The MySQL client protocol doesn’t allow more than one query to be “in progress.” That is, you’ve executed a query and you’ve fetched some of the results, but not all — then you try to execute a second query. If the first query still has rows to return, the second query gets an error.

Client libraries get around this by fetching all the rows of the first query implicitly upon first fetch, and then subsequent fetches simply iterate over the internally cached results. This gives them the opportunity to close the cursor (as far as the MySQL server is concerned). This is the “buffered query.” This works the same as using fetchAll(), in that both cases must allocate enough memory in the PHP client to hold the full result set.

The difference is that a buffered query holds the result in the MySQL client library, so PHP can’t access the rows until you fetch() each row sequentially. Whereas fetchAll() immediately populates a PHP array for all the results, allowing you access any random row.

The chief reason not to use fetchAll() is that a result might be too large to fit in your PHP memory_limit. But it appears your query results have just one row anyway, so that shouldn’t be a problem.

You can closeCursor() to “abandon” a result before you’ve fetched the last row. The MySQL server gets notified that it can discard that result on the server side, and then you can execute another query. You shouldn’t closeCursor() until you’re done fetching a given result set.

Also: I notice you’re executing your $stmt2 over and over inside the loop, but it will return the same result each time. On the principle of moving loop-invariant code out of the loop, you should have executed this once before starting the loop, and saved the result in a PHP variable.

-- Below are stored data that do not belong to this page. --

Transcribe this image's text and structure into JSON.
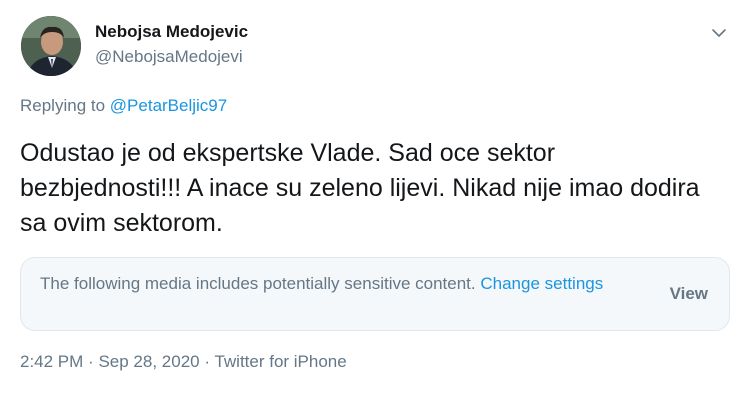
{
  "author": {
    "display_name": "Nebojsa Medojevic",
    "handle": "@NebojsaMedojevi",
    "avatar_icon": "profile-photo"
  },
  "more_icon": "chevron-down-icon",
  "reply": {
    "prefix": "Replying to",
    "mention": "@PetarBeljic97"
  },
  "tweet": {
    "text": "Odustao je od ekspertske Vlade. Sad oce sektor bezbjednosti!!! A inace su zeleno lijevi. Nikad nije imao dodira sa ovim sektorom."
  },
  "media_warning": {
    "message": "The following media includes potentially sensitive content.",
    "change_settings_label": "Change settings",
    "view_label": "View"
  },
  "meta": {
    "time": "2:42 PM",
    "separator": "·",
    "date": "Sep 28, 2020",
    "source": "Twitter for iPhone"
  },
  "colors": {
    "text_primary": "#14171a",
    "text_secondary": "#657786",
    "link": "#1b95e0",
    "media_bg": "#f5f8fa",
    "border": "#e1e8ed"
  }
}
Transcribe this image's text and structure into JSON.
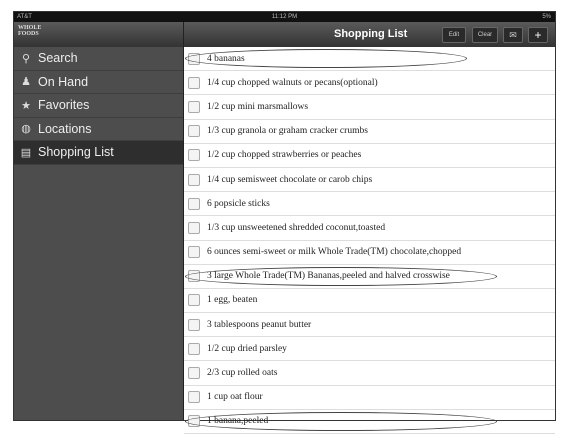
{
  "status": {
    "carrier": "AT&T",
    "time": "11:12 PM",
    "battery": "5%"
  },
  "logo": "WHOLE FOODS",
  "sidebar": {
    "items": [
      {
        "label": "Search",
        "icon": "search-icon"
      },
      {
        "label": "On Hand",
        "icon": "on-hand-icon"
      },
      {
        "label": "Favorites",
        "icon": "star-icon"
      },
      {
        "label": "Locations",
        "icon": "globe-icon"
      },
      {
        "label": "Shopping List",
        "icon": "list-icon",
        "selected": true
      }
    ]
  },
  "header": {
    "title": "Shopping List",
    "edit": "Edit",
    "clear": "Clear"
  },
  "items": [
    "4 bananas",
    "1/4 cup chopped walnuts or pecans(optional)",
    "1/2 cup mini marsmallows",
    "1/3 cup granola or graham cracker crumbs",
    "1/2 cup chopped strawberries or peaches",
    "1/4 cup semisweet chocolate or carob chips",
    "6 popsicle sticks",
    "1/3 cup unsweetened shredded coconut,toasted",
    "6 ounces semi-sweet or milk Whole Trade(TM) chocolate,chopped",
    "3 large Whole Trade(TM) Bananas,peeled and halved crosswise",
    "1 egg, beaten",
    "3 tablespoons peanut butter",
    "1/2 cup dried parsley",
    "2/3 cup rolled oats",
    "1 cup oat flour",
    "1 banana,peeled"
  ]
}
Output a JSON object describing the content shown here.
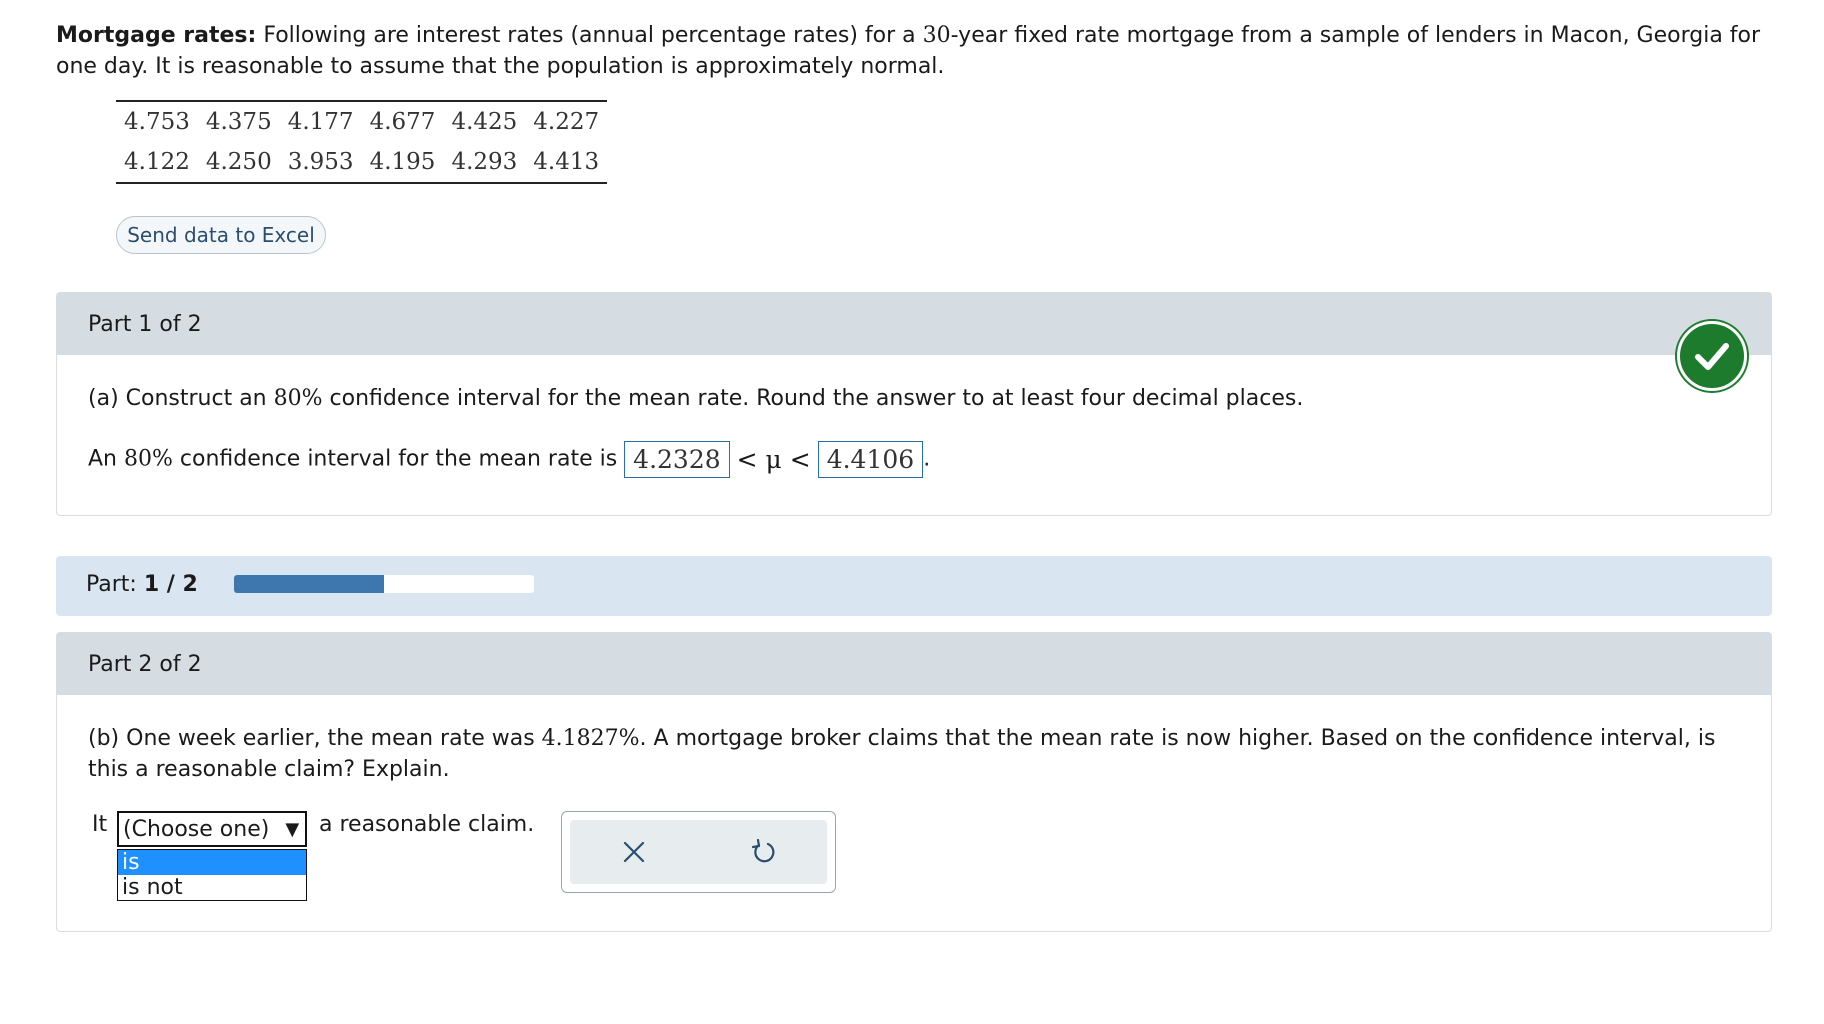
{
  "intro": {
    "heading": "Mortgage rates:",
    "text_a": " Following are interest rates (annual percentage rates) for a ",
    "num": "30",
    "text_b": "-year fixed rate mortgage from a sample of lenders in Macon, Georgia for one day. It is reasonable to assume that the population is approximately normal."
  },
  "data_rows": [
    [
      "4.753",
      "4.375",
      "4.177",
      "4.677",
      "4.425",
      "4.227"
    ],
    [
      "4.122",
      "4.250",
      "3.953",
      "4.195",
      "4.293",
      "4.413"
    ]
  ],
  "excel_button": "Send data to Excel",
  "part1": {
    "header": "Part 1 of 2",
    "question_a": "(a) Construct an ",
    "pct": "80%",
    "question_b": " confidence interval for the mean rate. Round the answer to at least four decimal places.",
    "answer_prefix_a": "An ",
    "answer_prefix_b": " confidence interval for the mean rate is ",
    "lower": "4.2328",
    "mu_symbol": "< μ <",
    "upper": "4.4106",
    "period": "."
  },
  "progress": {
    "label": "Part:",
    "value": "1 / 2",
    "fraction": 0.5
  },
  "part2": {
    "header": "Part 2 of 2",
    "question_a": "(b) One week earlier, the mean rate was ",
    "rate": "4.1827%",
    "question_b": ". A mortgage broker claims that the mean rate is now higher. Based on the confidence interval, is this a reasonable claim? Explain.",
    "sentence_start": "It",
    "sentence_end": "a reasonable claim.",
    "select_value": "(Choose one)",
    "select_arrow": "▼",
    "options": [
      "is",
      "is not"
    ]
  },
  "icons": {
    "check": "check-icon",
    "close": "close-icon",
    "undo": "undo-icon"
  },
  "colors": {
    "accent": "#3e77ae",
    "success": "#1d7b2e"
  }
}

So regardless of using buffered queries or fetchAll(), there’s no need for you to nest your queries.

So I would recommend writing your code this way:

$sql="SELECT temp_id FROM temp1";
$stmt2 = db::db()->prepare($sql);
$stmt2->execute();
$rs2 = $stmt2->fetchAll(PDO::FETCH_ASSOC);
$stmt2->closeCursor();

$sql="SELECT COUNT(*) AS valid FROM cities_has_zipcodes 
      WHERE cities_id=:cities_id AND zipcodes_id=:zipcodes_id";
$stmt1 = db::db()->prepare($sql);

foreach($data AS $row)
{
    try
    {
        $stmt1->execute($row);
        $rs1 = $stmt1->fetchAll(PDO::FETCH_ASSOC);
        $stmt1->closeCursor();
        syslog(LOG_INFO,'$rs1: '.print_r($rs1[0],1).' '.rand());
        syslog(LOG_INFO,'$rs2: '.print_r($rs2[0],1).' '.rand());
    }
    catch(PDOException $e){echo(sql_error($e));}            
}

Note I also used named parameters instead of positional parameters, which makes it simpler to pass $row as the array of parameter values. If the keys of the array match the parameter names, you can just pass the array. In older versions of PHP you had to include the : prefix in the array keys, but you don’t need that anymore.

You should use mysqlnd anyway. It has more features, it’s more memory-efficient, and its license is compatible with PHP.